Atenazado por la facción zumista que sigue teniendo peso en el aparato del partido, Ramaphosa no acaba de actuar contra la corrupción y aplaza las medidas económicas que podrían sacar al país de la parálisis. Pero el presidente tiene un enemigo aún más poderoso en los sindicatos y la hegemonía izquierdista que el Congreso Nacional Africano y los periodistas e intelectuales afines han contribuido a imponer en Sudáfrica.

Ni siquiera el Partido Comunista, que forma parte junto al sindicato COSATU de la alianza tripartita que lidera el Congreso Nacional Africano, se atreve a cuestionar la urgencia de sanear las empresas públicas y atraer inversiones para crear empleo y crecimiento económico. Pero las cosas son distintas cuando se plantea qué hay que hacer para conseguirlo.

Lustros de utopismo pobrista y sacralización de lo público han convertido en anatema las privatizaciones y las medidas de austeridad, y Ramaphosa no se atreve ni a mencionarlas en público, aunque sepa que son la única forma de cumplir lo que promete.
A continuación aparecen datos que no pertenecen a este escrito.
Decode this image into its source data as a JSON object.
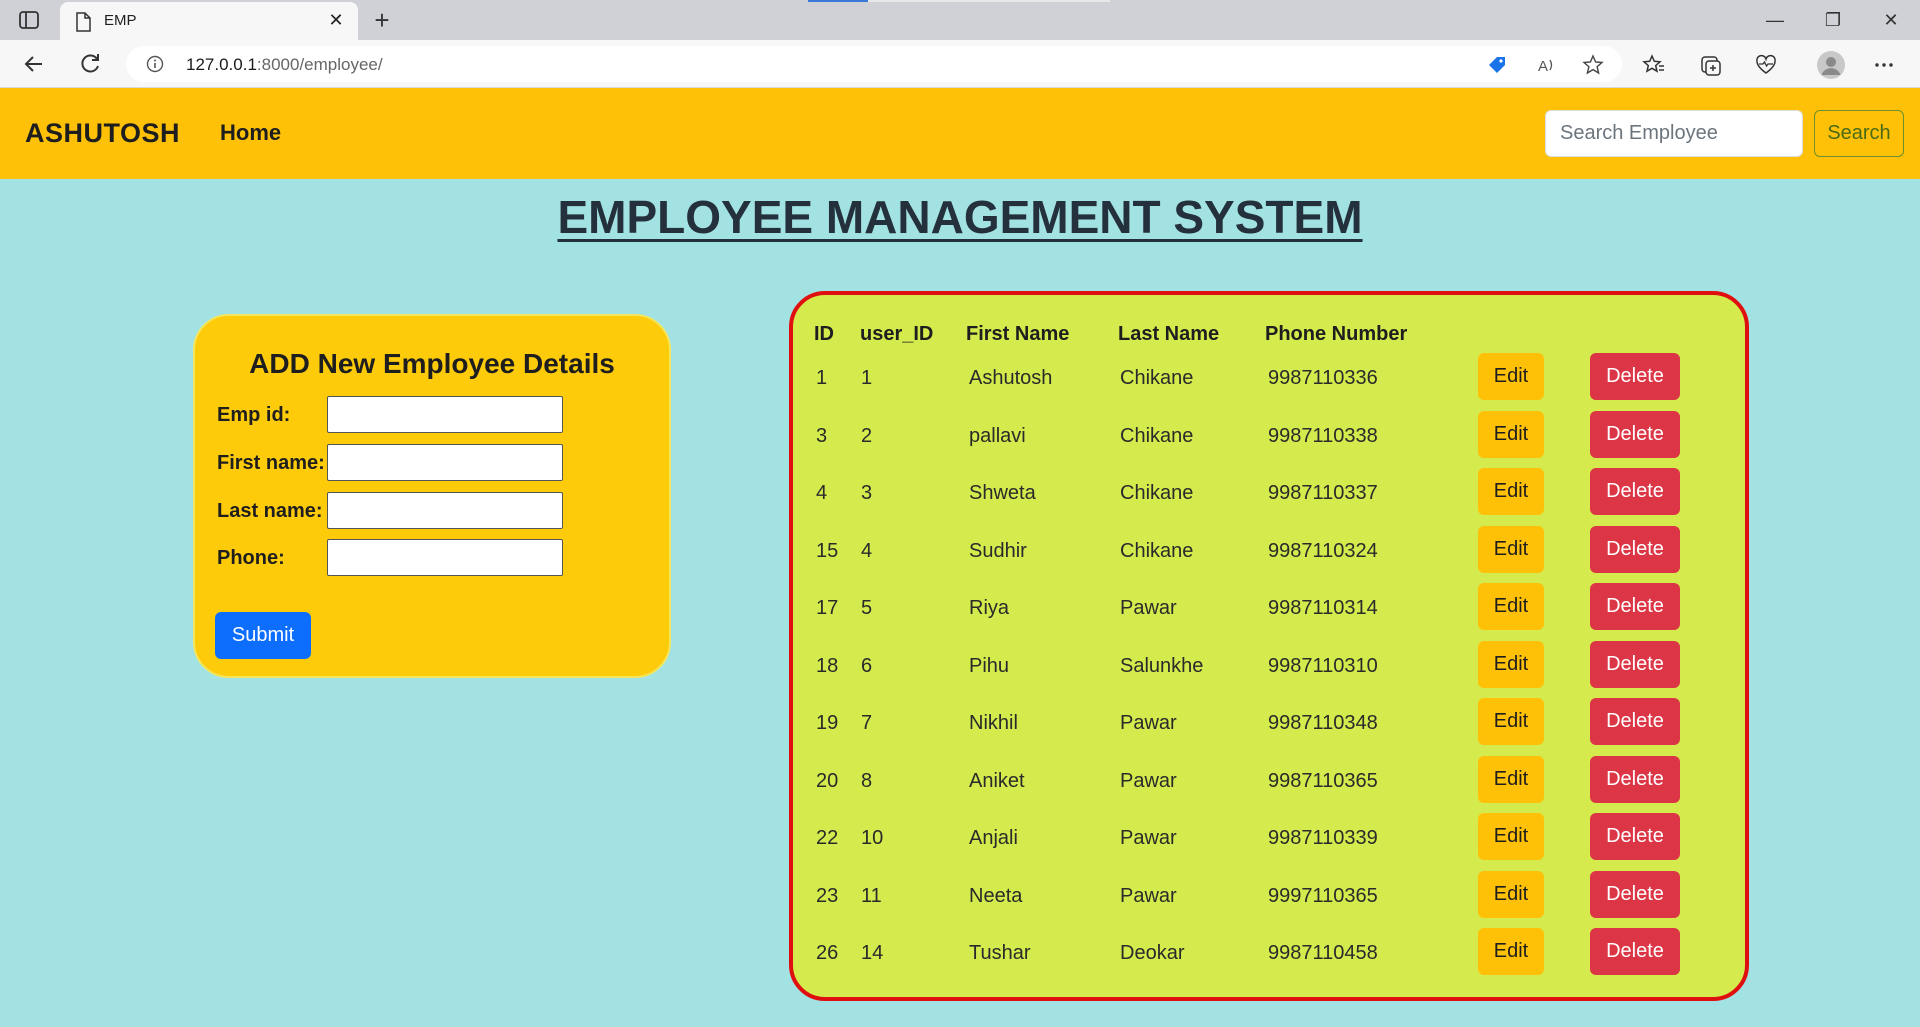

Por si fuera poco, el presidente ha de cumplir con los planes más populistas de su partido, aunque acaben de volar por los aires la poca confianza que ofrece Sudáfrica a los inversores. Es el caso del proceso para permitir la nacionalización de tierras sin pagar indemnizaciones, que sigue sin retirarse pese a todas las advertencias, y una reforma del sistema de salud aprobada este mes que otorga al Estado más control sobre la sanidad privada.

La solución a la situación que vive el país podría venir de la propia desesperación. Incapaz de seguir funcionando sin las inversiones que no llegan, Sudáfrica podría haber de recurrir al Fondo Monetario Internacional. Así lo ha apuntado en sus dos últimos artículos en ese bastión de inteligencia y racionalidad que es PoliticsWeb.co.za el periodista e historiador R.W. Johnson: "Un rescate del FMI será de hecho una buena noticia. Pondrá fin a un período desastroso de desgobierno y obligará a que al final se haga una reforma estructural de verdad".

Sugerir una salida que pase por ponerse en manos del odiado FMI le ha valido a Johnson las críticas escandalizadas de muchos intelectuales de izquierdas. Pero este hombre que vio antes que nadie lo que escondía la lograda mitología del Congreso Nacional Africano tiene razón: si Ramaphosa no hace lo que debe, solo el FMI sacará de esta a Sudáfrica.